Pferdewesen
Wer führt die Herde? Welches Pferd übernimmt die Gruppe und warum folgen ihm die anderen? Jeder hat sich sicherlich schon mal die Frage gestellt, warum dieses oder jenes Pferd das Leittier der Herde ist.
Französische Forscher haben Herdenbewegungen beobachtet und Interessantes herausgefunden. „Um wirklich ein wahres Leittier zu sein, braucht es Anhänger. Das gilt nicht nur bei Menschen sondern auch bei Pferden“, sagte Odile Petit von der Universität Straßburg.
Signale
Petits Forscherteam untersuchte mehrere Herden von ca. 15 bis 20 Pferden in relativ natürlicher Umgebung auf sehr großen Weiden.
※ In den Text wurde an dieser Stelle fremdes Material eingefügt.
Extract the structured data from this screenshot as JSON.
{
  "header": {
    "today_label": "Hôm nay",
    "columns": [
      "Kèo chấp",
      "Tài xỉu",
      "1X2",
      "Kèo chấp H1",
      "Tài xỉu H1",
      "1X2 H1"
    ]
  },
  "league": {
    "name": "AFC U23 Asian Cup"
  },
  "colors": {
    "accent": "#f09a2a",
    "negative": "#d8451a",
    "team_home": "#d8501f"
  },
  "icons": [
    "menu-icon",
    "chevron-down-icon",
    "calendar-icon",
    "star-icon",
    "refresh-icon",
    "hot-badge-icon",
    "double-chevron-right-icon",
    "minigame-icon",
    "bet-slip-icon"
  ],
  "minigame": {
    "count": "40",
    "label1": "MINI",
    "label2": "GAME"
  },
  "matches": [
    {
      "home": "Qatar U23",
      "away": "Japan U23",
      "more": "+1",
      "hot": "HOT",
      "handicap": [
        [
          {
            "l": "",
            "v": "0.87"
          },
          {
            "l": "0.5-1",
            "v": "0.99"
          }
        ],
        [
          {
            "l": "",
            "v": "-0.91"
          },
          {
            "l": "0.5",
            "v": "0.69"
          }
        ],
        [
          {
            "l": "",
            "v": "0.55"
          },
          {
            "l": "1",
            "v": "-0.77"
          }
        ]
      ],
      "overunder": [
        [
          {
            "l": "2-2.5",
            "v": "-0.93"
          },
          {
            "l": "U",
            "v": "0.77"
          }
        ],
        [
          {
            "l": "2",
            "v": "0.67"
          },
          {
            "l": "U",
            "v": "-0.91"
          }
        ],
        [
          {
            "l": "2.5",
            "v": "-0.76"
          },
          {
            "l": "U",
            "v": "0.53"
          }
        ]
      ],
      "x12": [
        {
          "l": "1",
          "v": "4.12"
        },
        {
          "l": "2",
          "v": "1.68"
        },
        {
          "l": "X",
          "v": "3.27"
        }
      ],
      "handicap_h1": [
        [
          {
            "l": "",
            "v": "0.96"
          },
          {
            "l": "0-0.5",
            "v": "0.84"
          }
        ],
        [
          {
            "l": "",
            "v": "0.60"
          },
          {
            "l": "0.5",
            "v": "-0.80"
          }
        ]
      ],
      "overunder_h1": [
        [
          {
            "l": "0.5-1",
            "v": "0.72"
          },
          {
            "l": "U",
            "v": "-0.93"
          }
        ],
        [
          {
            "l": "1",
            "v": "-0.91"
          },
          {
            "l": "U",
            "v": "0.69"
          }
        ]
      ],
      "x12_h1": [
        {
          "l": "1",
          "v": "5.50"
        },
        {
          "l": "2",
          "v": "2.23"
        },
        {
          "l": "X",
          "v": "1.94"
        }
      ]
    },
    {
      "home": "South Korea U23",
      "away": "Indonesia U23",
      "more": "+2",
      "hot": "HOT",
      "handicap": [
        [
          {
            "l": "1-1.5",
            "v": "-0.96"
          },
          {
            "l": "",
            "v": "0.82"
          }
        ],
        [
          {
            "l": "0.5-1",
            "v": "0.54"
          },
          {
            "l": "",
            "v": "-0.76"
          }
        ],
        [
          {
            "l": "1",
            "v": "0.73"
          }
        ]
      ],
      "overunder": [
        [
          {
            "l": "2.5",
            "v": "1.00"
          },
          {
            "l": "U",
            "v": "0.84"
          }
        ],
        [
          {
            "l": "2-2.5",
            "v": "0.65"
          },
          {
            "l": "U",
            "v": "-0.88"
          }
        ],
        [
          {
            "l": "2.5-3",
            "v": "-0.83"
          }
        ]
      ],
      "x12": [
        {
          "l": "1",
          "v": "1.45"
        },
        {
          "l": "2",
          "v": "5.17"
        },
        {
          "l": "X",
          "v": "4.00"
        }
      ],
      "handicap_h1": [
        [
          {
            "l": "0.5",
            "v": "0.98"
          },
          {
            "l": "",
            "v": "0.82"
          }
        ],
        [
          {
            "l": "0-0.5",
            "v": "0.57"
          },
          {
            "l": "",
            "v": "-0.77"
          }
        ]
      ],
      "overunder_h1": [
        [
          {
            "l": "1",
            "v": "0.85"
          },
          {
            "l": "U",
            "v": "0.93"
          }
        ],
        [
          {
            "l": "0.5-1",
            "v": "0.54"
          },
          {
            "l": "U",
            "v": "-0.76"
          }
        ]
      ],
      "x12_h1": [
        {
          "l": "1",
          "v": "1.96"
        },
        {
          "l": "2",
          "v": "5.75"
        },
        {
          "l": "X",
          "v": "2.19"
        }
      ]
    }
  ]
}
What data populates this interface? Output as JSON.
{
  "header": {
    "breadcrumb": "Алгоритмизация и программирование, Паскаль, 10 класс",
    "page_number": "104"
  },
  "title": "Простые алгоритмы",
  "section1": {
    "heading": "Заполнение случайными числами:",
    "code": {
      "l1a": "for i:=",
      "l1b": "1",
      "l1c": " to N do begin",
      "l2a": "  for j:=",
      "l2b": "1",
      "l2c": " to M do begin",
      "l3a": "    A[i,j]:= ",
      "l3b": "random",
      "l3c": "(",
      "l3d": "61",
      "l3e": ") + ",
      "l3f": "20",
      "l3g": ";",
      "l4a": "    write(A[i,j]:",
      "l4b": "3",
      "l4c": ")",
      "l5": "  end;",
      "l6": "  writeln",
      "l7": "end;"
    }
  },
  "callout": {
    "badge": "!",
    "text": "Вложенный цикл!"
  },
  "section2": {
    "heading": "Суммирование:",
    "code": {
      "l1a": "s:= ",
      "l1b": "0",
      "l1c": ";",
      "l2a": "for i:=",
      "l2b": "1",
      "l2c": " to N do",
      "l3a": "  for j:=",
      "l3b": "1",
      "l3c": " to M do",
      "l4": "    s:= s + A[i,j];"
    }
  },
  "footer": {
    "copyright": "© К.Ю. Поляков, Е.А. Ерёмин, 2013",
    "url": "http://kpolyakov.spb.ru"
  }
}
Per Videoaufzeichnungen haben sie die Herdenbewegungen beobachtet: Angefangen, bevor die Herde sich in Bewegung setzte, bis zu dem Zeitpunkt, an dem sie ihr „Ziel“ erreicht hatten. Sie fanden heraus, dass das Leitpferd oft subtile körperliche Signale abgab – z. B. bestimmte Körperhaltungen – bevor es sich bewegte. Diese Signale reichten aus, dass die Herde dem Pferd folgte. Jedes Pferd war für gut eine Woche mal das Herdenoberhaupt, aber nicht jedes Pferd, das mal Herdenführer war, folgte jedem anderen Pferd. Im Allgemeinen beginnen die Pferde sich in kleinen Gruppen zu bewegen, bis sich die gesamte Herde in Bewegung setzt.
Wer folgt wem?
Wahrscheinlich hätte jeder von uns bei der Frage, wer die Herde führt, geantwortet: der Hengst, das älteste Pferd oder dominante Stuten. Damit hätten wir aber falsch gelegen. Die dominierenden Pferde sind selten diejenigen, die den ersten Schritt machen, um eine Herde in Gang zu bringen. Meistens übernehmen den Job die geselligen Pferde. Aber folgen auch die meisten den geselligen Pferden? Nein. Es wird den Pferden mit den meisten „Freunden“ auch am ehesten gefolgt.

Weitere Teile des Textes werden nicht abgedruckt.